SPECTROSCOPY OF HOT STARS IN THE GALACTIC HALO
1992
ASTRONOMICAL JOURNAL
Spectroscopy is reported for 769 hot stars selected from the HK objective-prism/interference-filter survey of Beers et al. [AJ, 90, 2089 (1985)]. This sample spans a wide range of objective-prism classifications, from stars with extremely blue continuous spectra to stars with broad Balmer H-epsilon typical of AB- or A-type stars. Many of the stars included were originally classified as candidate metal-deficient stars. All of these stars exhibit medium-resolution spectra consistent with temperatures hotter than the main-sequence turnoff of metal-poor halo stars, or are composites of late-type and early type stars. Previously published broadband UBV photometry is available for 193 stars in this sample, and is used to confirm or refine the stellar classifications obtained from the medium-resolution spectroscopy. When available, photometric information is used to obtain estimates of the surface temperature for degenerates and O- and B-type subdwarfs based on previously derived calibrations. Several extremely hot (T(eff) > 50 000 K) He-rich sdO stars are identified. Four stars exhibit very narrow Balmer profiles typical of supergiant B-type stars or post-AGB objects. The apparent magnitudes of these stars (14 less-than-or-equal-to V less-than-or-equal-to 15) require that they must be less luminous than normal supergiants if they are members of the Galaxy. The great majority of stars in our sample (551) are clearly recognized as field horizontal-branch (FHB) or mid- to late-type A stars on the basis of their Balmer line profiles.

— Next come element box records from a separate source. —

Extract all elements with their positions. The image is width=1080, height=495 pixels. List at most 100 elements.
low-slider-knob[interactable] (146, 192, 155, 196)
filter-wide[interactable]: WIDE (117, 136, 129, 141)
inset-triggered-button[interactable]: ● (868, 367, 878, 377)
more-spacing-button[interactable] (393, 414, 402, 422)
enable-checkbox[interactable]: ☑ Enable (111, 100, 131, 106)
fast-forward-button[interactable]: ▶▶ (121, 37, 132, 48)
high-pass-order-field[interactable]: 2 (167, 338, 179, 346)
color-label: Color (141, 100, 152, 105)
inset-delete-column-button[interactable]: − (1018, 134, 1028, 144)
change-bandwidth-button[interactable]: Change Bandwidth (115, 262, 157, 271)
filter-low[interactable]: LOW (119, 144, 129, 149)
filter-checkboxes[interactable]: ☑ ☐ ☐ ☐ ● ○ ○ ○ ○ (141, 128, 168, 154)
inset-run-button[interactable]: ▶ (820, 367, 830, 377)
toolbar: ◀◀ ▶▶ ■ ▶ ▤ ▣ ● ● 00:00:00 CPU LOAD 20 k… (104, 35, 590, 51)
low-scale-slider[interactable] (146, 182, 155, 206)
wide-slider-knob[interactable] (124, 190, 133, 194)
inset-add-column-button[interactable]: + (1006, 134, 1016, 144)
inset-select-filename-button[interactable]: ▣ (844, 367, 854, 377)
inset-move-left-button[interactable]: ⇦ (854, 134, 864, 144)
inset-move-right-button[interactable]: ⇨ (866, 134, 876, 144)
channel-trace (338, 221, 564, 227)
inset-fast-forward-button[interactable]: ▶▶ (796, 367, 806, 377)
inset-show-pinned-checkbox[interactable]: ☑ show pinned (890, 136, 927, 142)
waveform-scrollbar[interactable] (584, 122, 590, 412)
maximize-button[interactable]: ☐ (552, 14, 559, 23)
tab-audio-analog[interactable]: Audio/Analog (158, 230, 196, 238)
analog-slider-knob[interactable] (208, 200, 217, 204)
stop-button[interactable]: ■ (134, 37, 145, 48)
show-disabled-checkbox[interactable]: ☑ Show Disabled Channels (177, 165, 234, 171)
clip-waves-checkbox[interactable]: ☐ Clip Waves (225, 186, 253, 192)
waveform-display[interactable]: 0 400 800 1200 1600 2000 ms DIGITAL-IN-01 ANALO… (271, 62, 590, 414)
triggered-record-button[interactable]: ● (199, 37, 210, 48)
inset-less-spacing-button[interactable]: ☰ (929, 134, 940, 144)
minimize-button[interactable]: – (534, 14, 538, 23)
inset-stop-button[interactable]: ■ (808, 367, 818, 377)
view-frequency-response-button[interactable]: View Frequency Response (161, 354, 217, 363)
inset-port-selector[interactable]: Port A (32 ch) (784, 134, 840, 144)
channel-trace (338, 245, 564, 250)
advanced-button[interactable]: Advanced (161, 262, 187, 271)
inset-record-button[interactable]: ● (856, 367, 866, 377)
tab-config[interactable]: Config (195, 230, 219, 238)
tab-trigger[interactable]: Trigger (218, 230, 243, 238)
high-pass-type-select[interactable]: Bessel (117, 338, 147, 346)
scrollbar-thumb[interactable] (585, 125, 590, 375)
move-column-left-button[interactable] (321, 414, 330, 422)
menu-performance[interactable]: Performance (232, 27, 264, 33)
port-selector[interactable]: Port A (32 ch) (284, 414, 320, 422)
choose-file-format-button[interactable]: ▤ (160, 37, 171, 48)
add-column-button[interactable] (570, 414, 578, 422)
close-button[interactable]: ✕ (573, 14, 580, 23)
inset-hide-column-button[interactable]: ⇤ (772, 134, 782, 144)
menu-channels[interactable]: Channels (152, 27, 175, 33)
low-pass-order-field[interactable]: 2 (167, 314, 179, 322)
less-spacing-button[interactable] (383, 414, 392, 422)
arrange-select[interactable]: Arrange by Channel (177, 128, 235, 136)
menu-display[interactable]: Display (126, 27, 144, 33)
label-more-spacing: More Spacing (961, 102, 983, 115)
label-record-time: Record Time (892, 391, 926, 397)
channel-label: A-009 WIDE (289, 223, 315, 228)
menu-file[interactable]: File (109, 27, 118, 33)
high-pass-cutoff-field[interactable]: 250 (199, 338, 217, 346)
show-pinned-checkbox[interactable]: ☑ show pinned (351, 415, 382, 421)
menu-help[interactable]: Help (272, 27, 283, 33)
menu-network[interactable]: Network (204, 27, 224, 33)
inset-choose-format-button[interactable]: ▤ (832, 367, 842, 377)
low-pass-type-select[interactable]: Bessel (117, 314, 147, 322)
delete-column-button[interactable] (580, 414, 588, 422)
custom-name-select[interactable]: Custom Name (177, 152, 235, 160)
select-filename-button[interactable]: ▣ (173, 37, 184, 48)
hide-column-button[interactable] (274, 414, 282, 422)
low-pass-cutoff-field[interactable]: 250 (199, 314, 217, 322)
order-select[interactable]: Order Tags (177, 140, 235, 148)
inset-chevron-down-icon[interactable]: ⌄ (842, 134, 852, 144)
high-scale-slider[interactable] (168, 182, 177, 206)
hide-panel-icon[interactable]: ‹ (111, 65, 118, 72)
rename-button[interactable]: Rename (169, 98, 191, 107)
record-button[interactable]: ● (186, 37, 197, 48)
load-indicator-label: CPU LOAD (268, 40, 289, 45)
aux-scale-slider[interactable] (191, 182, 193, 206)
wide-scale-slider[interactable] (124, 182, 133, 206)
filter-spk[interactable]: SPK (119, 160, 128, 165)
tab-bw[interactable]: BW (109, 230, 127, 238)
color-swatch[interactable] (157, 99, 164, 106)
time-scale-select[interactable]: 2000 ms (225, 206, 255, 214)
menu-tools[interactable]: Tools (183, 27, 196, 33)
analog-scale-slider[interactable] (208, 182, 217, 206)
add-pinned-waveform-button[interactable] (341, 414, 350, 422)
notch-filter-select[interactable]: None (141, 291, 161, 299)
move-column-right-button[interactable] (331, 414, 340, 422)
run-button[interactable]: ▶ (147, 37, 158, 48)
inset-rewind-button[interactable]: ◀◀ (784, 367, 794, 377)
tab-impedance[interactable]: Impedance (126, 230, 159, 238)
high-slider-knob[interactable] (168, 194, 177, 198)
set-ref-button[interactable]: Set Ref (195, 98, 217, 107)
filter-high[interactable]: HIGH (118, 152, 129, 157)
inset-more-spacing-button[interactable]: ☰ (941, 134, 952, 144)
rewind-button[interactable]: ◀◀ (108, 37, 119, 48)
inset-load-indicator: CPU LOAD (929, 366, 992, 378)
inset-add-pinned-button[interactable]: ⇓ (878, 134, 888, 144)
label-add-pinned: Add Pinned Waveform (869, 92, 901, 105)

We lack the necessary intermediate-band photometry required to unambiguously distinguish between these stars on the basis of surface gravity alone. However, the location of the subset of these stars with available broadband photometry in the (U - B)0 vs (B - V)0 two-color diagram (which is affected by both metal abundance and surface gravity) suggests that our sample contains a mixture of FHB and A stars with a wide range of abundances. The A stars exhibit rotation and line-of-sight dispersion consistent with membership in the galactic thick disk. The FHB stars (as well as the several hundred FHB/A stars which we are presently unable to uniquely assign to either FHB or A classifications) exhibit kinematic properties which suggest a transition from thick disk to halo.